Shares of St. Jude Medical (NYSE:STJ) fell Thursday after the company announced negative results from the RESPECT trial, which was expected to support U.S. approval of the Amplatzer PFO Occluder (PFO) for the prevention of recurrent cryptogenic stroke. While some analysts concluded that the product may be approvable because the trial showed a numerical benefit, but not a statistically significant benefit, the stock is expected to weaken further as the market for PFO is likely to be much smaller than originally expected given the lackluster trial results. Other analysts are downgrading the stock. In fact, after several downgrades with last week’s earnings results, this morning Credit Suisse took its rating on STJ down from Outperform to Neutral.
PFO was supposed to be a key growth driver for STJ and a major reason to own the stock. Analysts were predicting between half a billion and one billion in sales for PFO, and because this level of sales seems unattainable after the RESPECT results, the stock is likely to remain weak. In addition to the RESPECT trial failure, STJ has bigger problems. On Wednesday, the company confirmed the early warning by CEO Dan Starks on its 3Q earnings call that the FDA had found manufacturing deficiencies at the company, and issued a Form 483. The 483 cited 11 observations that must be addressed at the company’s California manufacturing facility, and STJ stated that it expects to provide written response to the agency by November 7th. The form can lead to an official warning letter, but the FDA has yet to issue this citation and will probably wait for a response from STJ. However, many analysts expect a warning regardless, due to the CEO’s tactic of letting Wall St. know ahead of time. The facility in question makes pace-makers and defibrillator devices, and STJ noted that operations and manufacturing continues at the plant. The risk is that the problems may take substantial time and resources to resolve, which could cause supply disruptions and may negatively impact margins due to the costs to fix such problems.

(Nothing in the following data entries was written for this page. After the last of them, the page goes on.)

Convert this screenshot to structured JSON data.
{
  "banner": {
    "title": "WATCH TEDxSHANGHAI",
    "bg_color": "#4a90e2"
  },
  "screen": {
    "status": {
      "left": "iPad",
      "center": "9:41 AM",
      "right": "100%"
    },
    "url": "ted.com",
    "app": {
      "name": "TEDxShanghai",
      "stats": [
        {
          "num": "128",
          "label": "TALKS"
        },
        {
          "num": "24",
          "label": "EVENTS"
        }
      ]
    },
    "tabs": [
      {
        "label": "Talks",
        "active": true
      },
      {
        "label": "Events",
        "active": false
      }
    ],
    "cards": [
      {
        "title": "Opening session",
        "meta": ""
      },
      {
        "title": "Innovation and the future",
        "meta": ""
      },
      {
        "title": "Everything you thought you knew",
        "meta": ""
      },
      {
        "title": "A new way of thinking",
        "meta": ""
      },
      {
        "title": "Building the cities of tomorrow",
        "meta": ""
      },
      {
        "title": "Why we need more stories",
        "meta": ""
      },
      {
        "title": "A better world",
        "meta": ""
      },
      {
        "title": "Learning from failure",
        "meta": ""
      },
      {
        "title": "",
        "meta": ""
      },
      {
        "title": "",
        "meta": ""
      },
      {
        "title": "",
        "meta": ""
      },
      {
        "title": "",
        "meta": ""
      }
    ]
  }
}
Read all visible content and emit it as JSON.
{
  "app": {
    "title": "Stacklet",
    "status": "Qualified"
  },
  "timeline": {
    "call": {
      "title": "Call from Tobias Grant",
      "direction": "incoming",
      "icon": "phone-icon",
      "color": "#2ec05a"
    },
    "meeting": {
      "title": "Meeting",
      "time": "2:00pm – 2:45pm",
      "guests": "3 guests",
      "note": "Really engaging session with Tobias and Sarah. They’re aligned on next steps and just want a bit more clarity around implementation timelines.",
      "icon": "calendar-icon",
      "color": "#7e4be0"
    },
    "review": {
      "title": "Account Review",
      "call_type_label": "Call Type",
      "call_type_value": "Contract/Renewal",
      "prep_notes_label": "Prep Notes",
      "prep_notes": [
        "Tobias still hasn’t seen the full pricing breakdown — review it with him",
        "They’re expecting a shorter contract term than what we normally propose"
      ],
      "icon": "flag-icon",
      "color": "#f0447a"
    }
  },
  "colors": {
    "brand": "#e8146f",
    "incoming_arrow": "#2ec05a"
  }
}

Beyond the two issues noted above, the company continues to battle the negative press over its cardiac defibrillator leads, called Durata (see PropThink’s prior story) On its earnings call, STJ reported weaker-than-expected sales of this product line and it appears that the company is losing market share over the Durata skepticism. With so much risk in the story, and the absence of a clear growth driver to put STJ back on the path to strong growth, investors are likely to exit the stock and seek out opportunities that have more upside potential like Medtronic (NYSE:MDT).